Dio, onnipotente - Il testo del video

L'onnipotenza di Dio - Padre, Figlio e Spirito Santo - è una certezza, una verità di fede. Significa che Dio può tutto ciò che è possibile. Vale a dire che Dio, essere perfettissimo, non può fare ciò che comunicherebbe un'imperfezione, ad esempio il peccato. Potenza ordinata e potenza assoluta.

Catechismo 30_04_2023

Proseguiamo il nostro commento al Credo. Dopo l’affermazione della paternità di Dio, su cui ci siamo soffermati per due puntate (vedi qui e qui), introducendo il mistero della Santissima Trinità e le eresie che la Chiesa ha dovuto combattere soprattutto nei primi secoli, ora vediamo l’aggettivo «onnipotente»: Credo in unum Deum, Patrem omnipotentem.

Va da sé, per quello che abbiamo detto durante la lezione sulla Santissima Trinità, che l’aggettivo “onnipotente” non si riferisce solamente al Padre. Ricordiamo il Simbolo di sant’Atanasio, che dice: «Onnipotente il Padre, onnipotente il Figlio, onnipotente lo Spirito Santo». Per quale ragione? Precisamente perché il Padre, il Figlio e lo Spirito Santo sono Dio, un unico Dio. Ora, l’onnipotenza è prerogativa di Dio. E dunque, ciascuna Persona della Santissima Trinità è onnipotente.

Che cosa intendiamo per onnipotenza? Oggi andremo un po’ a spasso, diciamo così, tra la filosofia e la teologia. Abbandono momentaneamente il Catechismo della Chiesa Cattolica per andare un pochino più nel dettaglio, riprendendo la Summa Theologiae di san Tommaso d’Aquino. In particolare, vediamo la prima parte della Summa alla quaestio 25, intitolata “La potenza divina”.

Per capirci, per avere un punto di riferimento, possiamo dire che l’attributo dell’onnipotenza divina può essere espresso in questo modo: Dio può tutto ciò che è possibile. Oppure, un’altra formulazione: Dio può tutto ciò che può volere. Adesso andiamo ad approfondire queste formulazioni, chiedendo soccorso a san Tommaso e ragionandoci un po’ sopra.

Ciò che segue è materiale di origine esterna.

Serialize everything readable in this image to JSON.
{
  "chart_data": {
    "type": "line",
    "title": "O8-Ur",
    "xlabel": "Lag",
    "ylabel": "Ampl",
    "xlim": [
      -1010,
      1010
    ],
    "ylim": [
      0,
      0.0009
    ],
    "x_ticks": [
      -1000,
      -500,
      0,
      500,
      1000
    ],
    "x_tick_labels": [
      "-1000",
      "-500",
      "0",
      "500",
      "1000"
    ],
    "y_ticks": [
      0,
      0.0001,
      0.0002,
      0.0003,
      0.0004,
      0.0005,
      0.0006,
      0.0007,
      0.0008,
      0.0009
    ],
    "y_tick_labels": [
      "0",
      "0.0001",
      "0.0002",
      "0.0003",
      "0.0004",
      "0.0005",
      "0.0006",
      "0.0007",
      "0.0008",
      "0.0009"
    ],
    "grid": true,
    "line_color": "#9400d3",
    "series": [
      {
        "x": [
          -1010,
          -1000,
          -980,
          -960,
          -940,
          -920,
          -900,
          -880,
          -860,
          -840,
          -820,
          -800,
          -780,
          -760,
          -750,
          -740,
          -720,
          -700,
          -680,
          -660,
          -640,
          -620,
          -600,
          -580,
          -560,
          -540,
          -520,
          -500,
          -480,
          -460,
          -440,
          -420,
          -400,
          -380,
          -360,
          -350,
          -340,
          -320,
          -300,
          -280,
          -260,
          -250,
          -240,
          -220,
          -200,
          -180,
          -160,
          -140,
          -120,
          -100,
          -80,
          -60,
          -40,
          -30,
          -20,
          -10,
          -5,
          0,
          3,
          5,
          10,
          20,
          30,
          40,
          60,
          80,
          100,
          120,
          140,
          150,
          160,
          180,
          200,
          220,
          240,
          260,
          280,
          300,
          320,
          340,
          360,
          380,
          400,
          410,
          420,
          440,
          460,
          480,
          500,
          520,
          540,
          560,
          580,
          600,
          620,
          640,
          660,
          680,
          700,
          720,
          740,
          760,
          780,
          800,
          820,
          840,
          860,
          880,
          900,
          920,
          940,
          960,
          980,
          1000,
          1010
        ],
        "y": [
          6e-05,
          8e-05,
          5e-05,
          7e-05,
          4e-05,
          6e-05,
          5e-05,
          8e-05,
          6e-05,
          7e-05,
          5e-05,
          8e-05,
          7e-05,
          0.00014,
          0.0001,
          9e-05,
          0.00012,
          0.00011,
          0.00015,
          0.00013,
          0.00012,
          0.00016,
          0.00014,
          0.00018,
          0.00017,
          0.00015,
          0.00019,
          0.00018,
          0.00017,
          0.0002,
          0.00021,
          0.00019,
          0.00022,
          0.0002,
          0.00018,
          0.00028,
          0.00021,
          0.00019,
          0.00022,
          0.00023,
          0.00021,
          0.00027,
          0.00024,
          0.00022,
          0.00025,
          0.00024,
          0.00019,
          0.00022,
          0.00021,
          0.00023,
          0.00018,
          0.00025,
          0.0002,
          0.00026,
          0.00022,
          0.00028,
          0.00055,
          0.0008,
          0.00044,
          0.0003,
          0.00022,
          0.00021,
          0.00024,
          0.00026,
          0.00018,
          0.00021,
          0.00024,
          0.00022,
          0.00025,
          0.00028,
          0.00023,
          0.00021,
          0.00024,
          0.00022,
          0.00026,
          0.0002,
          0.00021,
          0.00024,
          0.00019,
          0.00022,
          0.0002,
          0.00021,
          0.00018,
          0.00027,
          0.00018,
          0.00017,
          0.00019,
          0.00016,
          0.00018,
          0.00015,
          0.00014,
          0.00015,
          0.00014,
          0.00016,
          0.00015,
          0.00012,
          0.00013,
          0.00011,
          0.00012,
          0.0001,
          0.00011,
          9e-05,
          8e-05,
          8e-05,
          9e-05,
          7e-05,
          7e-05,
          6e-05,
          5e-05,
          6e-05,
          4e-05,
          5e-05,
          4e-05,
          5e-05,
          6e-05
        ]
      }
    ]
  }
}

Dunque, partiamo dalla prima formulazione: Dio può tutto ciò che è possibile. Vedete che non è “Dio può tutto” - e adesso cerchiamo di capire perché-, ma “Dio può tutto ciò che è possibile”. Prima di tutto, quando pensiamo all’onnipotenza divina, dobbiamo ricordarci che Dio è Dio e non è una creatura. Questo significa che non c’è in Lui una potenza, come per noi uomini, successiva alla decisione, così come non c’è un atto di volontà successivo a una deliberazione, successiva a una riflessione. L’idea di una successione, evidentemente, non pertiene alla divinità, ma alla creatura, nel tempo. In Dio, conoscenza, volontà e potenza sono un tutt’uno e coincidono con la sua essenza, con il suo essere Dio. Questo è sempre da tenere presente come sfondo, per non fare delle conclusioni eccessivamente antropomorfiche quando parliamo di Dio.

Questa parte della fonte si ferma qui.